Cohen v. Small

Seabury, J.

The plaintiff brings this action, as trustee in bankruptcy, to recover money paid to the defendant within four months prior to the filing of the petition in bankruptcy, claiming that such payment constituted a voidable preference under the Bankruptcy Act. The complaint alleges that within four months prior to the petition in bankruptcy the Consolidated Stock and Petroleum Exchange of New York, purporting to act under its rules and regulations, collected and received for and on behalf of the bankrupt, from divers persons then indebted to him, certain sums of money aggregating $13,287.09, and for and on behalf of said bankrupt paid, transferred and delivered therefrom, to the defendant, $188.52 on account of his claim against the bankrupt, thereby enabling the defendant to obtain, as a creditor of the bankrupt, a greater percentage of his debt than other creditors of the same class. Other allegations are made in the complaint bringing the action within the Bankruptcy Act. A demurrer to the complaint was sustained on the ground that it appears, from the face of the complaint, that the Municipal Court has no jurisdiction of the subject matter of the action. We think the demurrer was properly sustained and that this case comes within the principle asserted in Houghton v. Stiner, 92 App. Div. 171, and Dyer v. Kratzenstein, 103 id. '404, rather than within the principle of Stern v. Mayer, 99 id. *215427, and Merritt v. Halliday, 107 id. 596. In the last two named eases the action was brought by a trustee in bankruptcy to recover a money judgment because of an alleged preference given to the defendant directly by the bankrupt. These cases are, therefore, distinguishable from Dyer v.
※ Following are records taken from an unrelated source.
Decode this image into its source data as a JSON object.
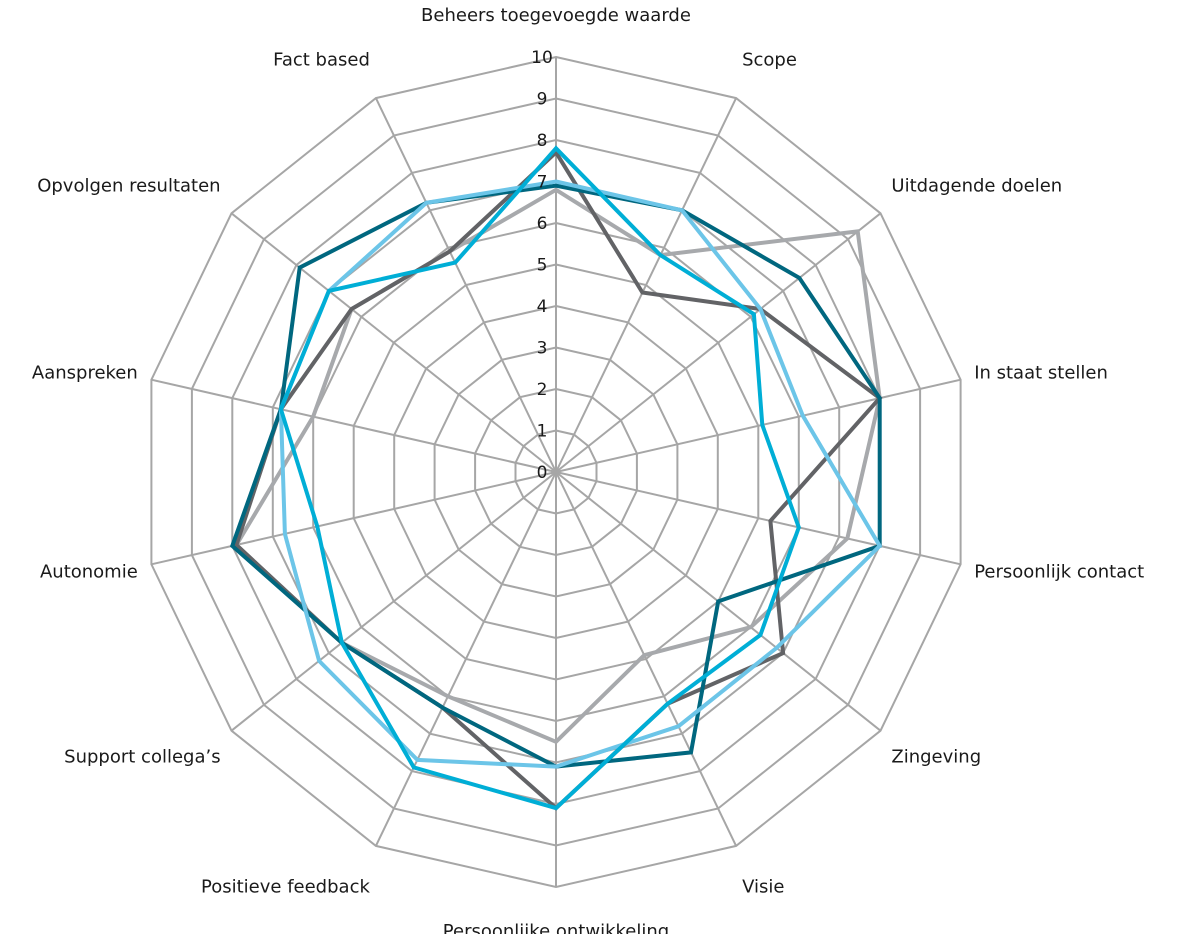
{
  "chart_data": {
    "type": "radar",
    "title": "",
    "categories": [
      "Beheers toegevoegde waarde",
      "Scope",
      "Uitdagende doelen",
      "In staat stellen",
      "Persoonlijk contact",
      "Zingeving",
      "Visie",
      "Persoonlijke ontwikkeling",
      "Positieve feedback",
      "Support collega’s",
      "Autonomie",
      "Aanspreken",
      "Opvolgen resultaten",
      "Fact based"
    ],
    "rlim": [
      0,
      10
    ],
    "ticks": [
      "0",
      "1",
      "2",
      "3",
      "4",
      "5",
      "6",
      "7",
      "8",
      "9",
      "10"
    ],
    "grid": true,
    "legend": "none",
    "series": [
      {
        "color": "#a7a9ac",
        "values": [
          6.8,
          5.8,
          9.3,
          8.0,
          7.2,
          6.0,
          4.9,
          6.5,
          6.0,
          6.6,
          7.9,
          6.0,
          6.3,
          5.9
        ]
      },
      {
        "color": "#626366",
        "values": [
          7.7,
          4.8,
          6.3,
          8.0,
          5.3,
          7.0,
          6.2,
          8.1,
          6.3,
          6.6,
          7.9,
          6.8,
          6.3,
          5.9
        ]
      },
      {
        "color": "#00677f",
        "values": [
          6.9,
          7.0,
          7.5,
          8.0,
          8.0,
          5.0,
          7.5,
          7.1,
          6.3,
          6.6,
          8.0,
          6.8,
          7.9,
          7.2
        ]
      },
      {
        "color": "#6cc5e8",
        "values": [
          7.0,
          7.0,
          6.3,
          6.1,
          8.0,
          6.8,
          6.8,
          7.1,
          7.7,
          7.3,
          6.7,
          6.8,
          7.0,
          7.2
        ]
      },
      {
        "color": "#00aed6",
        "values": [
          7.8,
          5.8,
          6.1,
          5.1,
          6.0,
          6.3,
          6.2,
          8.1,
          7.9,
          6.6,
          5.9,
          6.8,
          7.0,
          5.6
        ]
      }
    ]
  }
}
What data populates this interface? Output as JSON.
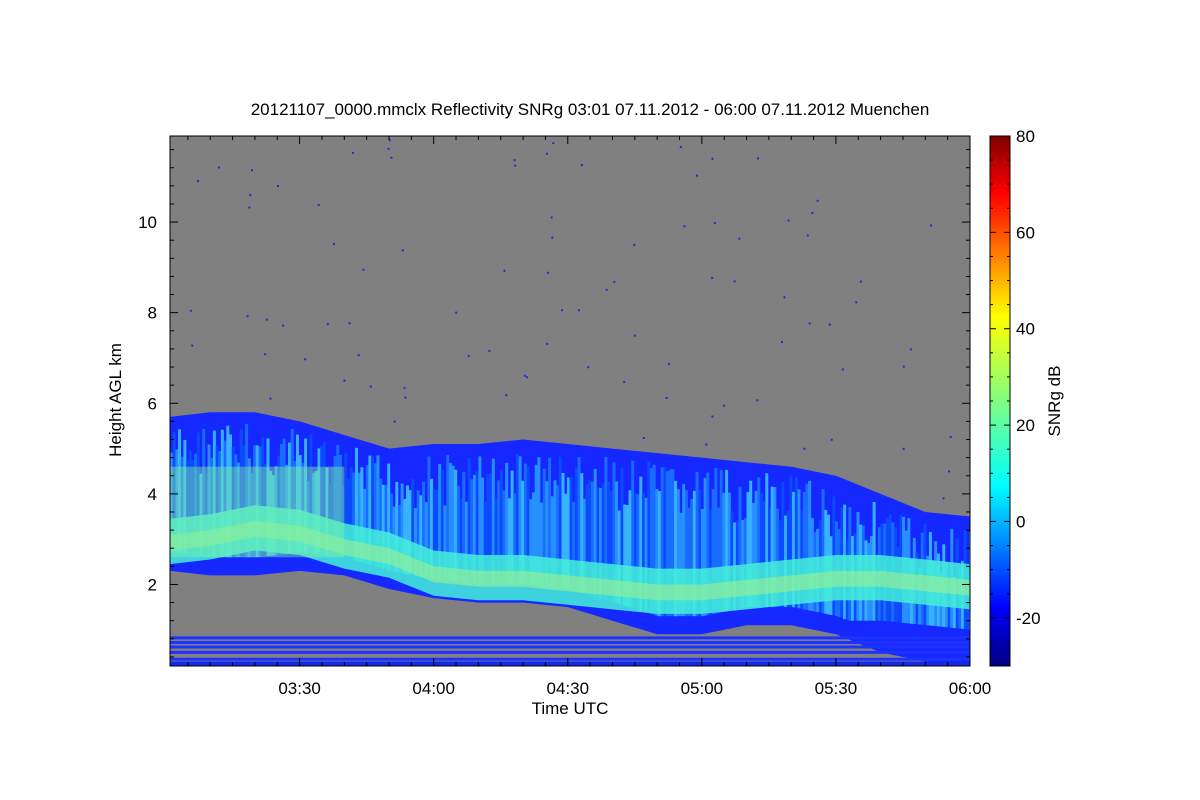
{
  "chart_data": {
    "type": "heatmap",
    "title": "20121107_0000.mmclx Reflectivity SNRg   03:01 07.11.2012 - 06:00 07.11.2012 Muenchen",
    "xlabel": "Time UTC",
    "ylabel": "Height AGL km",
    "colorbar_label": "SNRg dB",
    "xlim": [
      "03:01",
      "06:00"
    ],
    "ylim": [
      0.2,
      11.9
    ],
    "x_ticks": [
      "03:30",
      "04:00",
      "04:30",
      "05:00",
      "05:30",
      "06:00"
    ],
    "y_ticks": [
      2,
      4,
      6,
      8,
      10
    ],
    "colorbar_range": [
      -30,
      80
    ],
    "colorbar_ticks": [
      -20,
      0,
      20,
      40,
      60,
      80
    ],
    "colormap": "jet",
    "no_signal_color": "#808080",
    "echo_profile": [
      {
        "time": "03:01",
        "bottom": 2.3,
        "top": 5.7,
        "core": 2.9
      },
      {
        "time": "03:10",
        "bottom": 2.2,
        "top": 5.8,
        "core": 3.0
      },
      {
        "time": "03:20",
        "bottom": 2.2,
        "top": 5.8,
        "core": 3.2
      },
      {
        "time": "03:30",
        "bottom": 2.3,
        "top": 5.6,
        "core": 3.1
      },
      {
        "time": "03:40",
        "bottom": 2.2,
        "top": 5.3,
        "core": 2.8
      },
      {
        "time": "03:50",
        "bottom": 1.9,
        "top": 5.0,
        "core": 2.6
      },
      {
        "time": "04:00",
        "bottom": 1.7,
        "top": 5.1,
        "core": 2.2
      },
      {
        "time": "04:10",
        "bottom": 1.6,
        "top": 5.1,
        "core": 2.1
      },
      {
        "time": "04:20",
        "bottom": 1.6,
        "top": 5.2,
        "core": 2.1
      },
      {
        "time": "04:30",
        "bottom": 1.5,
        "top": 5.1,
        "core": 2.0
      },
      {
        "time": "04:40",
        "bottom": 1.2,
        "top": 5.0,
        "core": 1.9
      },
      {
        "time": "04:50",
        "bottom": 0.9,
        "top": 4.9,
        "core": 1.8
      },
      {
        "time": "05:00",
        "bottom": 0.9,
        "top": 4.8,
        "core": 1.8
      },
      {
        "time": "05:10",
        "bottom": 1.1,
        "top": 4.7,
        "core": 1.9
      },
      {
        "time": "05:20",
        "bottom": 1.1,
        "top": 4.6,
        "core": 2.0
      },
      {
        "time": "05:30",
        "bottom": 0.9,
        "top": 4.4,
        "core": 2.1
      },
      {
        "time": "05:40",
        "bottom": 0.5,
        "top": 4.0,
        "core": 2.1
      },
      {
        "time": "05:50",
        "bottom": 0.3,
        "top": 3.6,
        "core": 2.0
      },
      {
        "time": "06:00",
        "bottom": 0.2,
        "top": 3.5,
        "core": 1.9
      }
    ],
    "near_ground_clutter_km": [
      0.25,
      0.35,
      0.5,
      0.62,
      0.72,
      0.82
    ]
  }
}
Kratzenstein, supra, and the ease at bar, where an assignment or transfer was made by the bankrupt to a third person, who collected the property of the bankrupt and transferred it to the defendant.

Judgment affirmed, with costs and with leave to the appellant to appeal from this determination to "the Appellate Division.

Gildersleeve and Brady, JJ., concur.

Judgment affirmed, with costs, with leave to appellant to appeal from this determination to the Appellate Division.